Su Yingying, Zheng Tingquan, Bi Zhaofeng, Jia Xinhua, Li Yufei, Kuang Xuefeng, Yang Yuan, Chen Qi, Lin Hongyan, Huang Yue, Huang Shoujie, Qiao Youlin, Wu Ting, Zhang Jun, Xia Ningshao
State Key Laboratory of Vaccines for Infectious Diseases, Xiang an Biomedicine Laboratory, School of Public Health, Xiamen University, Xiamen, China.
National Institute of Diagnostics and Vaccine Development in Infectious Diseases, State Key Laboratory of Molecular Vaccinology and Molecular Diagnostics, National Innovation Platform for Industry-Education Integration in Vaccine Research, NMPA Key Laboratory for Research and Evaluation of Infectious Disease Diagnostic Technology, Xiamen University, Xiamen, China.
Hum Vaccin Immunother. 2024 Dec 31;20(1):2334474. doi: 10.1080/21645515.2024.2334474. Epub 2024 Apr 15.
To assess the pattern of multiple human papillomavirus infection to predict the type replacement postvaccination. A total of 7372 women aged 18-45y from a phase III trial of an -produced HPV-16/18 vaccine were analyzed at enrollment visit before vaccination. Hierarchical multilevel logistic regression was used to evaluate HPV vaccine type and nonvaccine-type interactions with age as a covariate. Binary logistic regression was construed to compare multiple infections with single infections to explore the impact of multiple-type infections on the risk of cervical disease. Multiple HPV infections were observed in 25.2% of HPV-positive women and multiple infections were higher than expected by chance. Statistically significant negative associations were observed between HPV16 and 52, HPV18 and HPV51/52/58, HPV31 and HPV39/51/52/53/54/58, HPV33 and HPV52/58, HPV58 and HPV52, HPV6 and HPV 39/51/52/53/54/56/58. Multiple HPV infections increased the risk of CIN2+ and HSIL+, with the ORs of 2.27(95%CI: 1.41, 3.64) and 2.26 (95%CI: 1.29, 3.95) for multiple oncogenic HPV infection separately. However, no significant evidence for the type-type interactions on risk of CIN2+ or HSIL+. There is possibility of type replacement between several pairs of vaccine and nonvaccine HPV type. Multiple HPV infection increased the risk of cervical disease, but coinfection HPV types seem to follow independent disease processes. Continued post-vaccination surveillance for HPV 51/52/58 types and HPV 39/51 types separately was essential after the first and second generation of HPV vaccination implementation in China.

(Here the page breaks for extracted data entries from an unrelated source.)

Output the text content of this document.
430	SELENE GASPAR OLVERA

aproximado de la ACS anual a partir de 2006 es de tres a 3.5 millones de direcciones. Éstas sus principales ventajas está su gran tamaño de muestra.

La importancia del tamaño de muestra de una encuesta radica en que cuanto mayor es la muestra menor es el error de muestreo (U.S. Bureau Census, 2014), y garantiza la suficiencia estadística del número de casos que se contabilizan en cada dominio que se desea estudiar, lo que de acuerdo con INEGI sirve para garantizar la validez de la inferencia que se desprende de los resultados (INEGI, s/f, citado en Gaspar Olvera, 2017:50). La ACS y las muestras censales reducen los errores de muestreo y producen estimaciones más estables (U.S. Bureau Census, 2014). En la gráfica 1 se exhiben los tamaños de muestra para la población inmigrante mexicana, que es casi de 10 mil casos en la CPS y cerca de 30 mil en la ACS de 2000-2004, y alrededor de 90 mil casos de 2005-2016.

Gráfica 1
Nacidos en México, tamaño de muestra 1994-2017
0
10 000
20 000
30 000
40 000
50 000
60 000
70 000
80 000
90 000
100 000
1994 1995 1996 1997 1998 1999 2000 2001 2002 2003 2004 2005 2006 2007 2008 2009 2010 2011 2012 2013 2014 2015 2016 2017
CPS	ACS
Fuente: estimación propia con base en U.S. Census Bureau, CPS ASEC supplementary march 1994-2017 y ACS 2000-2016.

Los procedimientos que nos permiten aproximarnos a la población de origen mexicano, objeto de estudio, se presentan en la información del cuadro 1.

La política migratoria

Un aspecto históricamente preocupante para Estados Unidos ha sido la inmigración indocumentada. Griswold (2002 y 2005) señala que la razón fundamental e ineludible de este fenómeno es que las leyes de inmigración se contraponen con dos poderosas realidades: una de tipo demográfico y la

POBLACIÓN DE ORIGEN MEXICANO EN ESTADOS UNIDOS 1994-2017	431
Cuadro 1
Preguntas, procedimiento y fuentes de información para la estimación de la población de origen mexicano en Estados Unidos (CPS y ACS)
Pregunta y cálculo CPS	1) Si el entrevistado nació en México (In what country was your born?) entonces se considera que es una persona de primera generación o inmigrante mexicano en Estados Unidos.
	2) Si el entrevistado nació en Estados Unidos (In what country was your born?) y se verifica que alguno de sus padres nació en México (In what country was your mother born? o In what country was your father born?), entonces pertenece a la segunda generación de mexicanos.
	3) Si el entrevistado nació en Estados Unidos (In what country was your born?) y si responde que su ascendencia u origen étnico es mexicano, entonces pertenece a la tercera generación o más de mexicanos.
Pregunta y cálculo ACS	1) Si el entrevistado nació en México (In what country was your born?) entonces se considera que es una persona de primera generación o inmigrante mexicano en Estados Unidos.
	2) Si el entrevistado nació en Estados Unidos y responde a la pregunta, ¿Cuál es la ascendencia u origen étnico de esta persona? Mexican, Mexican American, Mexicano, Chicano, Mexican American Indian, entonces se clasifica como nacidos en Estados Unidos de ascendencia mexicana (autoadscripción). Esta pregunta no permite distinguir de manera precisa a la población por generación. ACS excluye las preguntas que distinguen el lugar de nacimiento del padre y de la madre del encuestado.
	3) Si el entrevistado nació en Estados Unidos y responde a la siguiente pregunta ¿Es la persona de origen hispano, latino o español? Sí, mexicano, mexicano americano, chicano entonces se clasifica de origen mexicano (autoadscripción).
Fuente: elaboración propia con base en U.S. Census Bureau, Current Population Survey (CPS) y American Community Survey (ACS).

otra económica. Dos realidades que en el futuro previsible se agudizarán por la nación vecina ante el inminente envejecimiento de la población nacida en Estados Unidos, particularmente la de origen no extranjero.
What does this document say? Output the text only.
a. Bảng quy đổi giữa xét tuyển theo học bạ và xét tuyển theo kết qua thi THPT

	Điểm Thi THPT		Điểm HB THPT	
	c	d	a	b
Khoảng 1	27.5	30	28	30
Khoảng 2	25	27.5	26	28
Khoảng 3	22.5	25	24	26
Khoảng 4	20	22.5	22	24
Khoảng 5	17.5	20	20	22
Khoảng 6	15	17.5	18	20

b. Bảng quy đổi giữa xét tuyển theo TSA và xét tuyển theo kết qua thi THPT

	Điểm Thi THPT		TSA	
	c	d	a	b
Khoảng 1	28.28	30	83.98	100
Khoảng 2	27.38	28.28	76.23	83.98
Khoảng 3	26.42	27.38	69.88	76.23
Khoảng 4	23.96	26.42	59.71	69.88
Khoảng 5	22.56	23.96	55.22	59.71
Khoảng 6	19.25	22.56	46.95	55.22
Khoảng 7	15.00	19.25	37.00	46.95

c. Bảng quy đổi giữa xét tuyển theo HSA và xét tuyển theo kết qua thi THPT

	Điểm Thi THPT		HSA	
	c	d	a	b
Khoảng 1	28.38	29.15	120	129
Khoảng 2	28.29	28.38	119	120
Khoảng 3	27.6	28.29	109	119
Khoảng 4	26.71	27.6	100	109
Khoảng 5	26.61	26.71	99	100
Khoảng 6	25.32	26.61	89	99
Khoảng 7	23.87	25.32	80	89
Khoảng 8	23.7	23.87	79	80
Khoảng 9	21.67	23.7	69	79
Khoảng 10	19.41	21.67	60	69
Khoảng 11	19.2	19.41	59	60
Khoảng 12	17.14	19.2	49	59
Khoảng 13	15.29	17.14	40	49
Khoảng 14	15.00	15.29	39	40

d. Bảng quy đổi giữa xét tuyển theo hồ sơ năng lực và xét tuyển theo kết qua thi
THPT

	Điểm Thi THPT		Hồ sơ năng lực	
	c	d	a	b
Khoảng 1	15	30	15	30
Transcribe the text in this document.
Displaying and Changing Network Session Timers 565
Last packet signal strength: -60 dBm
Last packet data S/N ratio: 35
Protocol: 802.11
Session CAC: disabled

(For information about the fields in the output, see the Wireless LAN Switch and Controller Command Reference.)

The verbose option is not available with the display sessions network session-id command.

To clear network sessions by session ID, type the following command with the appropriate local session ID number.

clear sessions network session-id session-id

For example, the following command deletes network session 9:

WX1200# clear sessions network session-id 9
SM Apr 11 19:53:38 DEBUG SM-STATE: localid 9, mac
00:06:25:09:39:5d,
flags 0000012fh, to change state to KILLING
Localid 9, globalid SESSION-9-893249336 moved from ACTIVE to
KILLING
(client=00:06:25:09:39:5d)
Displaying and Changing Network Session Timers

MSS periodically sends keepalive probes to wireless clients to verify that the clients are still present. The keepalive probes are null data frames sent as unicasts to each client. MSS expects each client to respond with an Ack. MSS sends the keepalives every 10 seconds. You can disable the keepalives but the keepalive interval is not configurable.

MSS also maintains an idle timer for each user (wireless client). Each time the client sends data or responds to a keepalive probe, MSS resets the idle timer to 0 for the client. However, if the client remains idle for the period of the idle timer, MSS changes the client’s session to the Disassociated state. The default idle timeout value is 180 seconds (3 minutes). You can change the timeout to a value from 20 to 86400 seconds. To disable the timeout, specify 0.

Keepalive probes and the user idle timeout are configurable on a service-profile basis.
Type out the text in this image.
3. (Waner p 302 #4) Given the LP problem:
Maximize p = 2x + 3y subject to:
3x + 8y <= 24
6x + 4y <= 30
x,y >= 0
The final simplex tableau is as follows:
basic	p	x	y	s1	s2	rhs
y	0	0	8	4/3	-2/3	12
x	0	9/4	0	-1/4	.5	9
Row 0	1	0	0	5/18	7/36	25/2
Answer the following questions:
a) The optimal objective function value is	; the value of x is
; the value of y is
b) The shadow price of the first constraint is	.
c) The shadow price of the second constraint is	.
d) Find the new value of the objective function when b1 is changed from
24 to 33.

评估多重人乳头瘤病毒感染模式,以预测接种疫苗后的型别替代情况。对来自一种国产HPV-16/18疫苗III期试验的7372名18至45岁女性在接种疫苗前的入组访视时进行了分析。采用分层多级逻辑回归,以年龄作为协变量,评估HPV疫苗型别和非疫苗型别之间的相互作用。构建二元逻辑回归以比较多重感染与单一感染,探讨多重型别感染对宫颈疾病风险的影响。在25.2%的HPV阳性女性中观察到多重HPV感染,且多重感染高于偶然预期。在HPV16与52、HPV18与HPV51/52/58、HPV31与HPV39/51/52/53/54/58、HPV33与HPV52/58、HPV58与HPV52、HPV6与HPV 39/51/52/53/54/56/58之间观察到具有统计学意义的负相关。多重HPV感染增加了CIN2+和HSIL+的风险,多重致癌性HPV感染的OR分别为2.27(95%CI: 1.41, 3.64)和2.26(95%CI: 1.29, 3.95)。然而,没有显著证据表明型别间相互作用对CIN2+或HSIL+风险有影响。在几对疫苗型和非疫苗型HPV型别之间存在型别替代的可能性。多重HPV感染增加了宫颈疾病的风险,但合并感染的HPV型别似乎遵循独立的疾病进程。在中国第一代和第二代HPV疫苗接种实施后,分别持续对接种后HPV 51/52/58型别和HPV 39/51型别进行监测至关重要。